Behalve romancier is zij ook grondlegger van het zogenaamde Objectivisme. Samen met Nathaniel Branden, zijn vrouw Barbara, en anderen, waaronder Alan Greenspan en Leonard Peikoff, richtte zij de Objectivistische Beweging op. Een betere benaming zou echter zijn: de Egoïstische Beweging, want de voornaamste slogan is “all help is futile”. Die slogan is o.m. te zien in een aflevering van “The Simpsons”, namelijk wanneer Marge Blanche speelt in de musicalversie van “A streetcar named desire”. Om te kunnen repeteren wordt Maggie naar het Ayn Rand Daycare Centre gebracht, waar prompt haar fopspeen in beslag wordt genomen. Op muziek van “The Great Escape” slagen Maggie en de andere peuters erin hun troost terug te veroveren.
Maar nog een beter voorbeeld van de egoïstische filosofie van Ayn Rand vinden we in de film “Dirty Dancing”, met name wanneer een jobstudent-kelner de danspartner van Patrick Swayze heeft bezwangerd. Lange tijd wordt Swayze ervan verdacht de “snoodaard” te zijn, maar op het einde verraadt de kerel zichzelf omdat hij – met het boek “The Fountainhead” in de hand – fier tegen de dokter zegt dat hij niet om “de lagere klasse” geeft, dat die zichzelf maar moeten redden.
En dezelfde filosofie, maar dan zonder expliciete referentie, vinden we terug in wat iedereen een “opwekkend popdeuntje” vindt, namelijk “In the summertime” van Mungo Jerry: “If her daddy’s rich, take her out for a meal. If her daddy’s poor, just do what you feel.”
In 1968 kwam er een breuk in de samenwerking tussen het echtpaar Branden en Rand. De oorzaak is uitgebreid te lezen en zien in het boek en de film “The Passion of Ayn Rand” met in de hoofdrol Helen Mirren.
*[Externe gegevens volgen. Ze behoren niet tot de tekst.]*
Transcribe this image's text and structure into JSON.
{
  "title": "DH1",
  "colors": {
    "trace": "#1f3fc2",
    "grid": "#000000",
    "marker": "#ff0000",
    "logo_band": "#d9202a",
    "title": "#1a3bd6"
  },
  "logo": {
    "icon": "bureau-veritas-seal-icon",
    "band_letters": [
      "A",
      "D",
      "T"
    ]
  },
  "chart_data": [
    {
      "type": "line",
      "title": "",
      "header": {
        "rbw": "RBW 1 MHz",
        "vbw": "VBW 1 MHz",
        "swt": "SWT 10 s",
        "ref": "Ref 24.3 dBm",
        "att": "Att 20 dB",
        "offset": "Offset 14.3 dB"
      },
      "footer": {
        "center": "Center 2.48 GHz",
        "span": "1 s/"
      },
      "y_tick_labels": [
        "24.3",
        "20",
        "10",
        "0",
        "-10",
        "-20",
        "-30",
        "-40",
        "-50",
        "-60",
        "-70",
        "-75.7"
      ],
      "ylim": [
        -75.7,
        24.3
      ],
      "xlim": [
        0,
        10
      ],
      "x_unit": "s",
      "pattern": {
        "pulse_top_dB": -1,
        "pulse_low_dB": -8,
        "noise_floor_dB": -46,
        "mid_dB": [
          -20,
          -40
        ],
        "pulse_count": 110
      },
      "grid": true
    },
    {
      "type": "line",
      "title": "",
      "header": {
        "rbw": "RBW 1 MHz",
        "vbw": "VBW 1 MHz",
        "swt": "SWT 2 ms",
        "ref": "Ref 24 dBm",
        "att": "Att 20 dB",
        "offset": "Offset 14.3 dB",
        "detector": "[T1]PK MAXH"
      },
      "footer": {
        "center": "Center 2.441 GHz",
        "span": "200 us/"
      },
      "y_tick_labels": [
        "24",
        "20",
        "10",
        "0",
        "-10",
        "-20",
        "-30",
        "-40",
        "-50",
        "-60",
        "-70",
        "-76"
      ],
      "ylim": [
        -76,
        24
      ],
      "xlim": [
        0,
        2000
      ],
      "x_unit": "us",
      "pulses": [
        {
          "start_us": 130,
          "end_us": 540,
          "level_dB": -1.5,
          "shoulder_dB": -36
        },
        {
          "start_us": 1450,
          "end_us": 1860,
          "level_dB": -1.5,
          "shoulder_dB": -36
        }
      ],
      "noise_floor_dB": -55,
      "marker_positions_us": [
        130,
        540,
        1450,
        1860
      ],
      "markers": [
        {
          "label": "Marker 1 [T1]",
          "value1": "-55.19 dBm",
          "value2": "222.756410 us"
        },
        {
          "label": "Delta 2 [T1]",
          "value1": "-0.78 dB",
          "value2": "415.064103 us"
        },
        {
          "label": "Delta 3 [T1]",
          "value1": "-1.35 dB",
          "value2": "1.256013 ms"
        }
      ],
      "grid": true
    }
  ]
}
Na haar breuk met de Brandens viel de beweging uiteen en gingen veel van haar vrienden hun eigen weg. Alleen Leonard Peikoff bleef met haar bevriend tot aan haar dood. Ze werkte gedurende de jaren 70 aan een script voor een TV serie van “Atlas Shrugged” en een nieuwe roman “To Lorne Dieterling”, maar heeft beide projecten nooit kunnen afronden.
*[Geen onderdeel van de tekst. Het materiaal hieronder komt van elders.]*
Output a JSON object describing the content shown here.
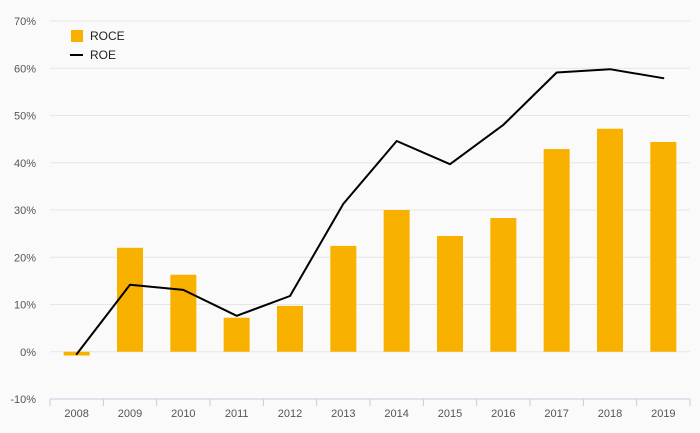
{
  "chart_data": {
    "type": "bar",
    "categories": [
      "2008",
      "2009",
      "2010",
      "2011",
      "2012",
      "2013",
      "2014",
      "2015",
      "2016",
      "2017",
      "2018",
      "2019"
    ],
    "series": [
      {
        "name": "ROCE",
        "type": "bar",
        "color": "#f9b100",
        "values": [
          -0.8,
          22.0,
          16.3,
          7.2,
          9.7,
          22.4,
          30.0,
          24.5,
          28.3,
          42.9,
          47.2,
          44.4
        ]
      },
      {
        "name": "ROE",
        "type": "line",
        "color": "#000000",
        "values": [
          -0.5,
          14.2,
          13.1,
          7.6,
          11.8,
          31.3,
          44.6,
          39.7,
          48.0,
          59.1,
          59.8,
          57.9
        ]
      }
    ],
    "y_ticks": [
      "-10%",
      "0%",
      "10%",
      "20%",
      "30%",
      "40%",
      "50%",
      "60%",
      "70%"
    ],
    "ylim": [
      -10,
      70
    ],
    "y_unit": "%",
    "grid": true,
    "legend_position": "top-left"
  }
}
Deze fascistische madam, die ook in haar privéleven enkel en alleen aan zichzelf dacht (zoals eerst haar echtgenoot en later haar 25 jaar jongere minnaar mochten ondervinden), stierf op 6 maart 1982 te New York, de stad waarop ze verliefd was. Ooit schreef ze: “The sky over New York and the will of man made visible. What other religion do we need? I feel that if a war came to threaten this, I would throw myself into space, over the city, and protect these buildings with my body.”
Zou ze dat gevoel ook gehad hebben bij de Twin Towers in Washington? Anders is het jammer dat ze niet meer leefde op 11 september 2001. Ik had haar anders graag die vliegtuigen zien tegenhouden…
Ronny De Schepper
(*) In 2004 werd de tv-serie “Ideal” uitgebracht dat eveneens gebaseerd is op “The Fountainhead”.
Ronny, fascisme? De referenties in het artikel slaan nergens op en u begrijpt werkelijk niets van haar werk. Hier nog een mooie quote van Atlas Shrugged:
“It is not advisable, James, to venture unsolicited opinions. You should spare yourself the embarrassing discovery of their exact value to your listener.”
LikeLike
Nochtans ben ik blij te vernemen dat Jef Turf er zo ook over denkt (cfr. zijn Memoires p.205). Bovendien zijn een pseudoniem en een no reply-adres géén goede argumenten. Maar u blijft beschaafd en dat kan ik altijd appreciëren.